Hissez les voiles !

Guy Gilsoul Journaliste

De l’installation in situ aux sculptures déposées sur la plage, de l’art vidéo aux visions picturales de Turner et Barcelo, 2003 Beaufort, entre tempête et mer d’huile, a gagné tout le littoral belge

2003 Beaufort. Ostende, PMMK, Romestraat, 11. Jusqu’au 28 septembre. Du mardi au dimanche, de 10 à 18 heures. Tél. : 059 80 56 86. La Triennale d’art contemporain, tout le long du littoral. Tél. : 070 22 50 04.
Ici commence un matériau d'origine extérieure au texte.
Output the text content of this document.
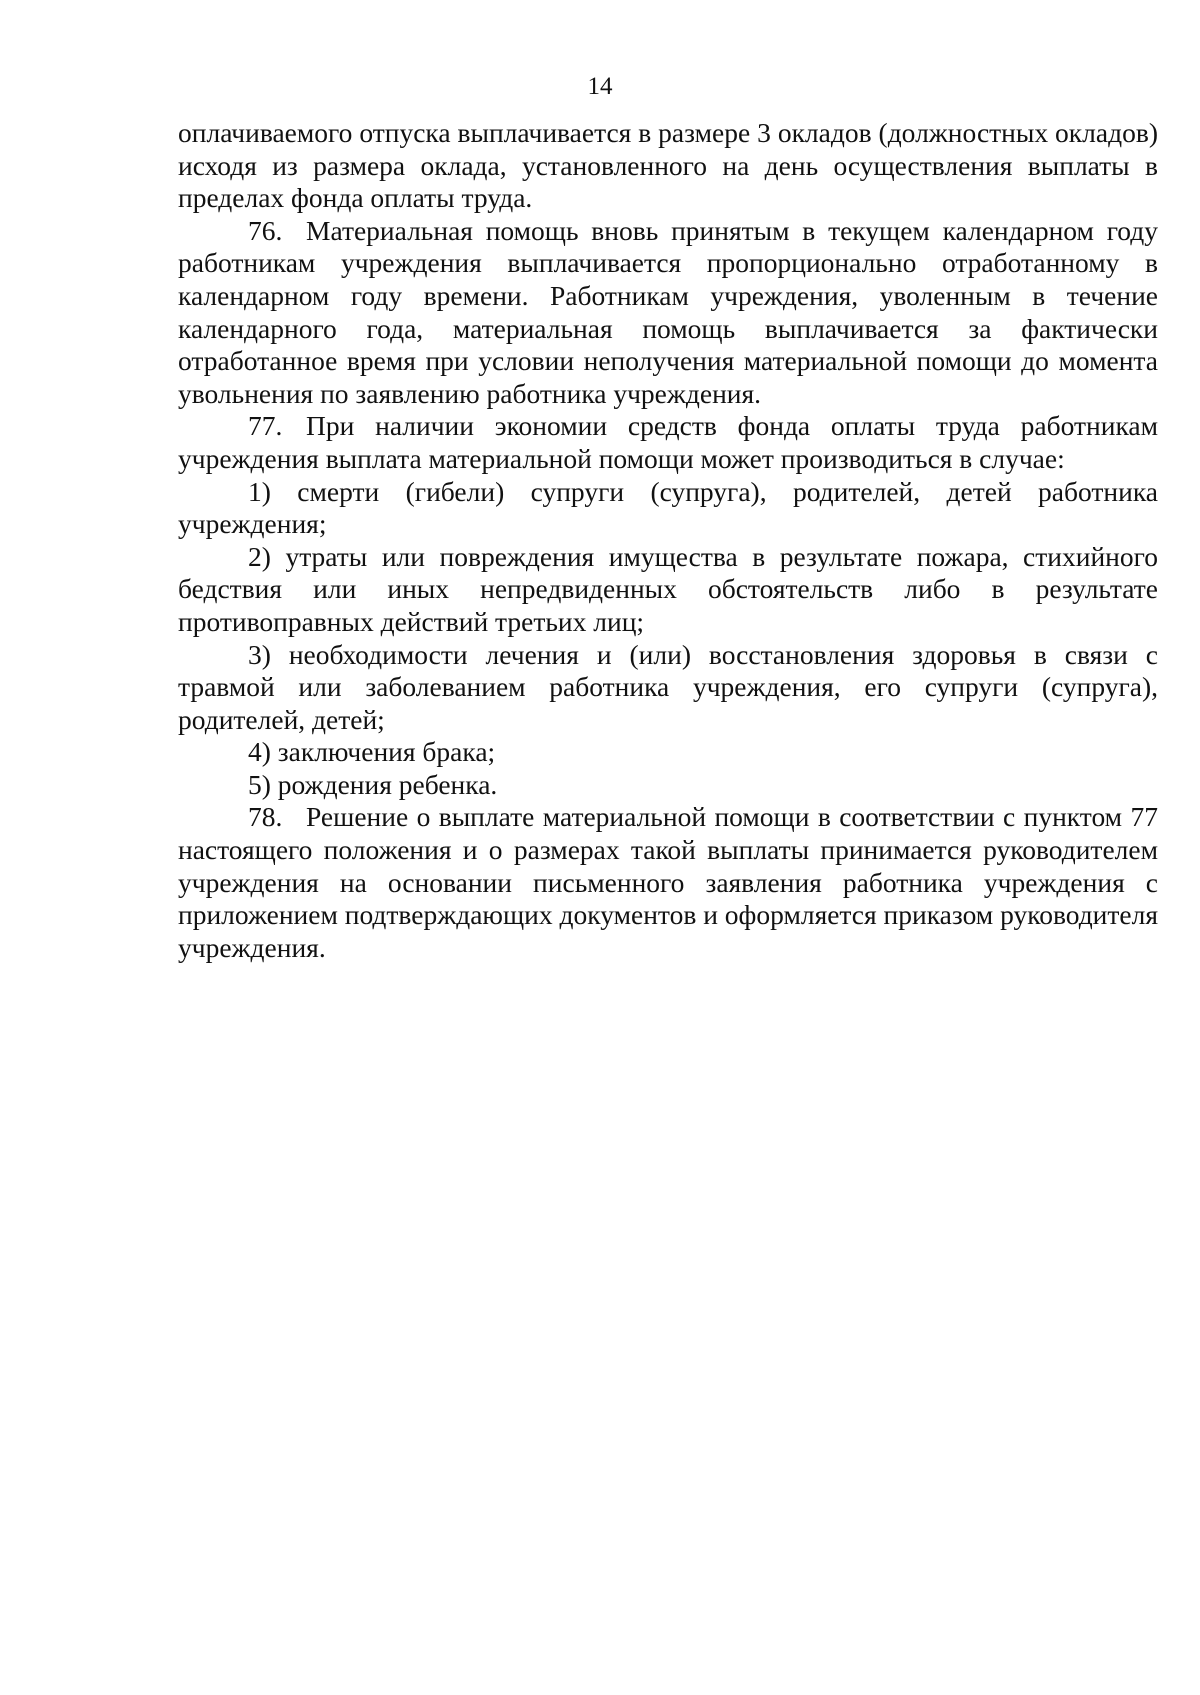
14

оплачиваемого отпуска выплачивается в размере 3 окладов (должностных окладов) исходя из размера оклада, установленного на день осуществления выплаты в пределах фонда оплаты труда.

76. Материальная помощь вновь принятым в текущем календарном году работникам учреждения выплачивается пропорционально отработанному в календарном году времени. Работникам учреждения, уволенным в течение календарного года, материальная помощь выплачивается за фактически отработанное время при условии неполучения материальной помощи до момента увольнения по заявлению работника учреждения.

77. При наличии экономии средств фонда оплаты труда работникам учреждения выплата материальной помощи может производиться в случае:

1) смерти (гибели) супруги (супруга), родителей, детей работника учреждения;

2) утраты или повреждения имущества в результате пожара, стихийного бедствия или иных непредвиденных обстоятельств либо в результате противоправных действий третьих лиц;

3) необходимости лечения и (или) восстановления здоровья в связи с травмой или заболеванием работника учреждения, его супруги (супруга), родителей, детей;

4) заключения брака;

5) рождения ребенка.

78. Решение о выплате материальной помощи в соответствии с пунктом 77 настоящего положения и о размерах такой выплаты принимается руководителем учреждения на основании письменного заявления работника учреждения с приложением подтверждающих документов и оформляется приказом руководителя учреждения.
L’opération 2003 Beaufort, c’est d’abord, tout le long du littoral, l’installation d’une trentaine d’£uvres contemporaines, toutes spécialement conçues par des artistes triés sur le volet qui inaugurent cette première Triennale de l’art contemporain. On y croise un personnage chevauchant une tortue géante (Jan Fabre), un dôme de branchages habité par des chèvres en plastique rouge (Cracking Art et Sweetlove) et une tour d’observation aux allures de plan d’église (Anne et Patrick Poirier). Ailleurs, voici une immense cloche et son gong humain (Zhang Huan), un temple de méditation où passent les nuages (Marie-Jo Lafontaine) et d’étranges silhouettes immobiles plantées à marée basse (Antony Gormley). Là, une sirène suspendue dans les airs (David Mach), plus loin, un château d’eau couvert d’une monumentale perruque rouge (Maria Roosen), ailleurs encore, beaucoup de photographies (Braeckman, Meynen, Marcaccio, Muyle…), posées en des lieux qui disent la mémoire, l’étonnement, le présent.
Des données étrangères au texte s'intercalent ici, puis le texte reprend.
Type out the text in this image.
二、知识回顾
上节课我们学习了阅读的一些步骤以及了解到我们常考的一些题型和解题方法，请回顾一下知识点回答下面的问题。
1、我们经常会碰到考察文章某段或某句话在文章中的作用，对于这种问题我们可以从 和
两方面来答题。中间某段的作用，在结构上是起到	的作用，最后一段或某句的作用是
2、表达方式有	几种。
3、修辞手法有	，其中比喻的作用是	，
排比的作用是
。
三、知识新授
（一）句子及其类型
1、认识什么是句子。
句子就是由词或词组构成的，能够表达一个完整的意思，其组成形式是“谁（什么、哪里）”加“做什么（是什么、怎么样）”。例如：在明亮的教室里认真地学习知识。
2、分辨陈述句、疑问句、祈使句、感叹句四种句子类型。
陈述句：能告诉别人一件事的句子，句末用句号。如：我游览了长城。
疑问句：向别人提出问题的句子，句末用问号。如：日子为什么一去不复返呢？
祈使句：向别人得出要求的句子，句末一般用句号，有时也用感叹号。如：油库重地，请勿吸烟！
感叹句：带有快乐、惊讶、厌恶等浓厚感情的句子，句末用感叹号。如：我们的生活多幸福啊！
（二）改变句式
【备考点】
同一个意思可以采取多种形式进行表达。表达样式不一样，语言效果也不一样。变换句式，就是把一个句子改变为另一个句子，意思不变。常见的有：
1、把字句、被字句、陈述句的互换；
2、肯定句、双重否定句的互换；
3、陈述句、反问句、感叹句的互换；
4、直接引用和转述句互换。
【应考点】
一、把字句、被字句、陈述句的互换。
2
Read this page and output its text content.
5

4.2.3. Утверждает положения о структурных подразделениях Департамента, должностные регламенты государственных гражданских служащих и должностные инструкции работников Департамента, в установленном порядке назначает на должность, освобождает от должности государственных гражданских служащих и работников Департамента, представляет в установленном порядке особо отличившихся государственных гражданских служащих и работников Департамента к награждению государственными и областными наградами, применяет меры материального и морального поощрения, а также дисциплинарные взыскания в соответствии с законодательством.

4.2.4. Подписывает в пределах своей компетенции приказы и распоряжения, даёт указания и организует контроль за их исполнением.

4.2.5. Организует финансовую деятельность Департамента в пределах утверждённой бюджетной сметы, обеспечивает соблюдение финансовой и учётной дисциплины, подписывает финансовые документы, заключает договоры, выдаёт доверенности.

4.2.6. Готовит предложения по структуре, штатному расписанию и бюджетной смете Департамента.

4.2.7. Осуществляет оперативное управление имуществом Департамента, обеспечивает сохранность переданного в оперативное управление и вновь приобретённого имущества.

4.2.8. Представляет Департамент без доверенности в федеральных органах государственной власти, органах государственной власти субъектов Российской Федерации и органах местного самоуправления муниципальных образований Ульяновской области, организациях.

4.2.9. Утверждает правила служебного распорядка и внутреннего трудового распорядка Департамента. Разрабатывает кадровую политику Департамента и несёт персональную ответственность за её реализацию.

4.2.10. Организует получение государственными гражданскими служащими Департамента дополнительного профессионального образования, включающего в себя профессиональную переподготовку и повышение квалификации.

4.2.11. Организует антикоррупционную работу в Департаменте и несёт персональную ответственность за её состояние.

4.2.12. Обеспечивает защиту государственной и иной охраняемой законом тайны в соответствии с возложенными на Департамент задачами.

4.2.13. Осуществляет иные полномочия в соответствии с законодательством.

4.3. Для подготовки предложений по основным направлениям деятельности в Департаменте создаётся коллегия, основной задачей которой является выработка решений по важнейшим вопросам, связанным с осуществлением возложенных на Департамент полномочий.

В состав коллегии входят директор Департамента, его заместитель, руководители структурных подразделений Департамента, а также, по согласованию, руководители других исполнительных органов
2003 Beaufort, c’est aussi et surtout une grande exposition de peintures au musée provincial d’Art moderne (PMMK) d’Ostende par laquelle Willy Van den Bussche, son bouillonnant conservateur, signe un manifeste on ne peut plus clair, dénonçant tout à la fois l’art numérique (qui ne sera jamais qu’un  » sous-produit « ) et la  » contamination philosophique  » qui aura eu tout faux. Non, s’exclame Van den Bussche – même si, pour ce faire, il ne craint pas d’affronter les papes du conceptuel -, l’art n’est pas qu’une affaire d’intention, de mise en place, de contexte. S’appuyant sur sa propre expérience, cet héritier de Permeke fait sienne une déclaration empruntée à l’écrivain Bart Plouvier :  » Je ne vois plus aucun intérêt à l’intellectualisation de l’art. Je veux profiter, vivre un plaisir esthétique en regardant une peinture ou une sculpture.  » Mais ne nous méprenons pas. Il ne s’agit pas de faire un éloge des sens qui, au nom du  » goût « , éviterait le risque merveilleux de l’ouverture à soi. Si le peintre, mieux que tout autre, explique Van den Bussche, par la technique  » primitive  » qu’il utilise – étaler de la couleur sur un support – est capable de nous émerveiller, c’est justement par la prise directe et aventureuse qu’il établit entre lui, la matière et l’univers. Et quoi de mieux, alors, que le face-à-face avec la  » mer  » pour s’affronter comme  » humain  » ?  » Homme libre, toujours tu chériras la mer « , disait Baudelaire. On comprend alors pourquoi, en lieu et place d’un historique (de William Turner à Anselm Kiefer) ou d’un rassemblement par familles esthétiques (réalisme, impressionnisme, expressionnisme…), Van den Bussche a préféré la confrontation, toute chronologie bousculée, entre diverses expériences de ce face-à-face.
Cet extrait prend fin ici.